L’aspect logistique d’acheminement et de transport des provisions est grandement facilité, tandis que les assauts des forteresses nécessitent beaucoup plus de réflexion et de préparation. On essayera plutôt de soudoyer les places fortes qui nous intéressent à l’aide des cartes Trahisons, de forcer les forteresses à se rendre par des sièges répétés et de susciter des révoltes en chaîne.

Ces mécanismes ajoutent une profondeur politique à Inferno que je ne trouve pas dans Nevsky, sans le complexifier outre mesure. L’instabilité politique provoque des renversements de situation spectaculaires dans chaque partie ou presque. Il n’est pas rare qu’une faction rattrape l’autre lors du dernier tour et finisse par remporter la partie d’un point ou d’un demi-point. Souvent, en jouant à Inferno, j’ai l’impression d’écrire et de vivre un conflit épique.

L’omniprésence des jets de dés rend les parties grisantes, mais pas incontrôlables. Les résultats des jets de dés sont évidemment hasardeux mais pas arbitraires et nous pouvons tenter de les infléchir à notre faveur. Élever nos engins de siège pour intimider une forteresse et l’assiéger plusieurs fois de suite, (ré)essayer de la soudoyer avec des pièces sonnantes et trébuchantes, voilà autant d’actions que les dés finiront bien par récompenser.
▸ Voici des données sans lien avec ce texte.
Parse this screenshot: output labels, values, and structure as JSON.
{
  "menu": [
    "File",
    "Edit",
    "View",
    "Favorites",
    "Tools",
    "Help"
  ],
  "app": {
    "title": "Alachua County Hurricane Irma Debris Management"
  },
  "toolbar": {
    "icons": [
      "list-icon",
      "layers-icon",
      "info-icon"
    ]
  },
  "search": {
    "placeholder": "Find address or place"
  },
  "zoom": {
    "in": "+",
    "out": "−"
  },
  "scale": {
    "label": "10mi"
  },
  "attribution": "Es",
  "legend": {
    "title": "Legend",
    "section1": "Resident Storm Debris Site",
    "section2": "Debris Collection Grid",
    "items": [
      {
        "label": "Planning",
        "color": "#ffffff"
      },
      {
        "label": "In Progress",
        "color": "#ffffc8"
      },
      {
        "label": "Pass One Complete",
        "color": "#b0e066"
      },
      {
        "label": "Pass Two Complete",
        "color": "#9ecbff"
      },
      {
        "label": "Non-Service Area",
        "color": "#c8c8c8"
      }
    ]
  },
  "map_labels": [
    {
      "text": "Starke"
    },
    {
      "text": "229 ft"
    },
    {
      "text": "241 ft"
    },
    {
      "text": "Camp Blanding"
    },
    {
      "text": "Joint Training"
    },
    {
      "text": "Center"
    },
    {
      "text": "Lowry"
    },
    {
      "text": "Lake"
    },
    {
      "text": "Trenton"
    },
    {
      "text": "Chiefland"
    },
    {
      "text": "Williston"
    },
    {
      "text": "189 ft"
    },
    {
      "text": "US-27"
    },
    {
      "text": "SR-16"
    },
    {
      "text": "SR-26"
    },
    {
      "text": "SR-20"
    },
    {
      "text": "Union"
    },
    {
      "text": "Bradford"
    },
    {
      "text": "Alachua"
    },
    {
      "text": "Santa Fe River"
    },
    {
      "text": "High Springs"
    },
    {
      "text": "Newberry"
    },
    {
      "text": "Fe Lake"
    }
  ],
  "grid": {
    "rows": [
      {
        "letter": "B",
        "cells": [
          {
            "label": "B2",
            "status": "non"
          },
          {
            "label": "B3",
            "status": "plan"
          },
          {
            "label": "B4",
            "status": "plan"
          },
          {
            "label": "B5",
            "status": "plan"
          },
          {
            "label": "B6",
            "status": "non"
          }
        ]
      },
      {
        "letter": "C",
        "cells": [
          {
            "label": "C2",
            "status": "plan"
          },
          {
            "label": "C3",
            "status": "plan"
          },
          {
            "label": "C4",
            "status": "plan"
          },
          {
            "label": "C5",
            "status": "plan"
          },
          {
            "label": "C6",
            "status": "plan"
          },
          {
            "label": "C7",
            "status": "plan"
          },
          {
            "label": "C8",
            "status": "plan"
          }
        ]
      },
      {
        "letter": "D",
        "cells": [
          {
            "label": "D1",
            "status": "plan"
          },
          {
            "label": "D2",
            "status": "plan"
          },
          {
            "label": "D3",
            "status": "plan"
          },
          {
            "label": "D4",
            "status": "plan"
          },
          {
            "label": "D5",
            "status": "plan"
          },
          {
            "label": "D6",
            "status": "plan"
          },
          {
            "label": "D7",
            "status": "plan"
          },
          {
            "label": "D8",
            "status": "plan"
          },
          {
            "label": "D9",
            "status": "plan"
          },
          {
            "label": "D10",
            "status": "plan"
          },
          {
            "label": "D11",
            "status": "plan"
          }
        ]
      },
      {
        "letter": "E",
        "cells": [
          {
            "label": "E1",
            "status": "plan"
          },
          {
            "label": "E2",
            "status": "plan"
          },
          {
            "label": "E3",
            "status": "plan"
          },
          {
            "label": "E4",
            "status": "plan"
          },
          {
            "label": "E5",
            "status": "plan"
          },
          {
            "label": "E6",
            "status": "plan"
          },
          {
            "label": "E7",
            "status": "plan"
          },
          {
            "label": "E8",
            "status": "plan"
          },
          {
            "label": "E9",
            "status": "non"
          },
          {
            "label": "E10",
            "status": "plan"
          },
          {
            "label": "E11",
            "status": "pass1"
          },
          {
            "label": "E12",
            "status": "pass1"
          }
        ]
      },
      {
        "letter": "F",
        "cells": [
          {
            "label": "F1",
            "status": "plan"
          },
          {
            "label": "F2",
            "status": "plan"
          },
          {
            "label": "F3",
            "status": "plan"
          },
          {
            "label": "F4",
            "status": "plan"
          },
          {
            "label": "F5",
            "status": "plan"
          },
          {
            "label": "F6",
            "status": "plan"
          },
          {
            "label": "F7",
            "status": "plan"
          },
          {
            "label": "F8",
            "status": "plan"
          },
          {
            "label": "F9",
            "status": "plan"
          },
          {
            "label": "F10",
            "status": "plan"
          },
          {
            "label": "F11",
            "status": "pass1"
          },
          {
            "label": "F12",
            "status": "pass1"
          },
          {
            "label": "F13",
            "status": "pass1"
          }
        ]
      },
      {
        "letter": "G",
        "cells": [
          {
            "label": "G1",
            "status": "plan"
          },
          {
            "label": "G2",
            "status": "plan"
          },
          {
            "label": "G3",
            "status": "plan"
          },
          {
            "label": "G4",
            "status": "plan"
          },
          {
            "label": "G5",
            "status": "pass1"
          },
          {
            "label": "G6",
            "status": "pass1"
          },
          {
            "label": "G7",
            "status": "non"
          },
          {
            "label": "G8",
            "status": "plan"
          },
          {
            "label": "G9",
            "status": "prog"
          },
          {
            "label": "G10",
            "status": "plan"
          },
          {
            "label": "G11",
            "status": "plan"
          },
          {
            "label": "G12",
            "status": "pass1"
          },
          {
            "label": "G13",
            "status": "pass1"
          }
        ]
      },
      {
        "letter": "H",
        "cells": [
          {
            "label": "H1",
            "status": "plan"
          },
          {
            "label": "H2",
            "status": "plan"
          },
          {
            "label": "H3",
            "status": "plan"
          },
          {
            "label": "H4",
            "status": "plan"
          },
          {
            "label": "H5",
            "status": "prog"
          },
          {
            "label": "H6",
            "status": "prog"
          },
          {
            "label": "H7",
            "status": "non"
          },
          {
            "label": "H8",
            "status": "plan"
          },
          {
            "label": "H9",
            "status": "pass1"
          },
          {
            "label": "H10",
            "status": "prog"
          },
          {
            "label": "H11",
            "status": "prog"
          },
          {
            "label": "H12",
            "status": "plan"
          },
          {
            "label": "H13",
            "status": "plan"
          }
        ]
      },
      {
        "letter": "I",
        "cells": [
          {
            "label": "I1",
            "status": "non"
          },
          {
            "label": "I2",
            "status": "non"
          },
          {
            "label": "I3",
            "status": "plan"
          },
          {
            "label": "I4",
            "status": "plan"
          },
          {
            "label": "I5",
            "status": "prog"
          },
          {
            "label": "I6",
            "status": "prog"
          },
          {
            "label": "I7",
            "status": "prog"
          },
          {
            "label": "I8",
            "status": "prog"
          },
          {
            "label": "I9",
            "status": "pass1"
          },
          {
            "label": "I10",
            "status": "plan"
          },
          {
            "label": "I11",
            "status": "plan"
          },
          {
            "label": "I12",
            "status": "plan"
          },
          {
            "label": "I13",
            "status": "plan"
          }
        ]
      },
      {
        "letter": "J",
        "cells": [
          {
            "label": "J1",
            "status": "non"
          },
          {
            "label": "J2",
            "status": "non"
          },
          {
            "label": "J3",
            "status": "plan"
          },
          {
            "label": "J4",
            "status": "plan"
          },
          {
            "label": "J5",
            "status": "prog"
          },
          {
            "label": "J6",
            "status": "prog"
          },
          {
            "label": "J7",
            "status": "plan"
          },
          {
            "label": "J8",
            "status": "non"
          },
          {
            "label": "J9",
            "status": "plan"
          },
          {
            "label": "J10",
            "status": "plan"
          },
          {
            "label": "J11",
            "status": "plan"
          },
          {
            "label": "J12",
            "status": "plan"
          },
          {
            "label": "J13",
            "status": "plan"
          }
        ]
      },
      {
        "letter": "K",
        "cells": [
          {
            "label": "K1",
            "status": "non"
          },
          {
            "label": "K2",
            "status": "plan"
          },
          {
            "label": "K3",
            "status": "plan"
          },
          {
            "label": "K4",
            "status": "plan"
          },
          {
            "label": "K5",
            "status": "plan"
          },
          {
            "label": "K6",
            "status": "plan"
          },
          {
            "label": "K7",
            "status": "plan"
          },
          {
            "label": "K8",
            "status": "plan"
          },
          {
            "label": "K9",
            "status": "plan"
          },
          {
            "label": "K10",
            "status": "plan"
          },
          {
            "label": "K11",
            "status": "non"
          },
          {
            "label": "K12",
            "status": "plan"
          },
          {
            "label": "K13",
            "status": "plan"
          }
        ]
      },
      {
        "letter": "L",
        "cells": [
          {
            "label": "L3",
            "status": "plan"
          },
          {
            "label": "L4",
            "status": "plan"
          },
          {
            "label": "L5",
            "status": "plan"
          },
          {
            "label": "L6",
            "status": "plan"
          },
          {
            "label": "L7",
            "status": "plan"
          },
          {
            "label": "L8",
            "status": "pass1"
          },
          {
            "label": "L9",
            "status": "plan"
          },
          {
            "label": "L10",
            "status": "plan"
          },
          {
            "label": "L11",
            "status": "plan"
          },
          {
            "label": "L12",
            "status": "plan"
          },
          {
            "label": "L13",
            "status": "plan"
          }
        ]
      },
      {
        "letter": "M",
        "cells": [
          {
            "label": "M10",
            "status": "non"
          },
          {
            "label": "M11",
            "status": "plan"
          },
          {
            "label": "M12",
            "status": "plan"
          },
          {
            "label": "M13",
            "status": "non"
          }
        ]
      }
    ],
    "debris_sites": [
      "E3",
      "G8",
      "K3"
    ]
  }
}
En somme, au lieu de subir le hasard, on peut chercher à provoquer sa chance.

Lorsqu’une forteresse se révolte, à la suite d’une tentative de Trahison ou d’un jet de Révolte, le camp perdant obtient un prolongement de la durée de service de ses Seigneurs car des Exilés viennent renforcer ses rangs.

 

Du côté de l’esthétique du jeu, je suis conquis par les illustrations et les graphismes du matériel. On manipule des pièces en bois, on place et on retourne des marqueurs joliment illustrés, partout on retrouve les blasons des Seigneurs de chaque camp et les couleurs et les armoiries des deux factions. Le plateau central, avec sa carte et son calendrier, est également très réussi de mon point de vue.

À mes yeux de joueur non spécialiste d’histoire, le travail de recherche et de documentation historique semble très soigné et bien réalisé, avec un livret de jeu de plus de soixante pages dans lequel on retrouve des explications pour chaque carte, le récit de chaque scénario, des notes historiques, de conception et de développement, et même un mini-jeu pour simuler la grande bataille de Montaperti.

Les aides de jeu sont très – peut-être trop ? – complètes et la plupart du temps, on trouve toutes les informations nécessaires sur celles-ci, en dépit du caractère quelque peu procédurier de certaines phases du jeu. À mon avis, les formulations de certaines phrases des aides de jeu, des cartes ou encore du livret de règles pourraient être améliorées – mais c’est l’opinion de quelqu’un dont l’anglais n’est pas sa langue maternelle.

Nous sommes ici au début de la Campagne du deuxième tour (Scénario D. Arbia Colorata in Rosso, trois tours de jeu). Les Guelfes préparent probablement une offensive massive, tandis que les Gibelins chercheront à conquérir de nouvelles places fortes.

 

À mon sens, Inferno pourrait tout à fait constituer l’opus par lequel commencer l’exploration de la série Levy & Campaign, à condition de choisir un scénario court et simple (sans Call to Arms) et de lire attentivement l’exemple de partie et les conseils stratégiques du livret de jeu. Il me semble particulièrement adapté pour découvrir la série car les capacités et les événements des deux factions sont beaucoup moins asymétriques que dans les opus précédents.

En tout cas, si vous aimez vivre des parties épiques, avec un grand nombre de retournements de situation et que vous n’êtes pas trop compétitif, je vous le recommande chaudement – pour ma part, c’est mon jeu préféré de la série.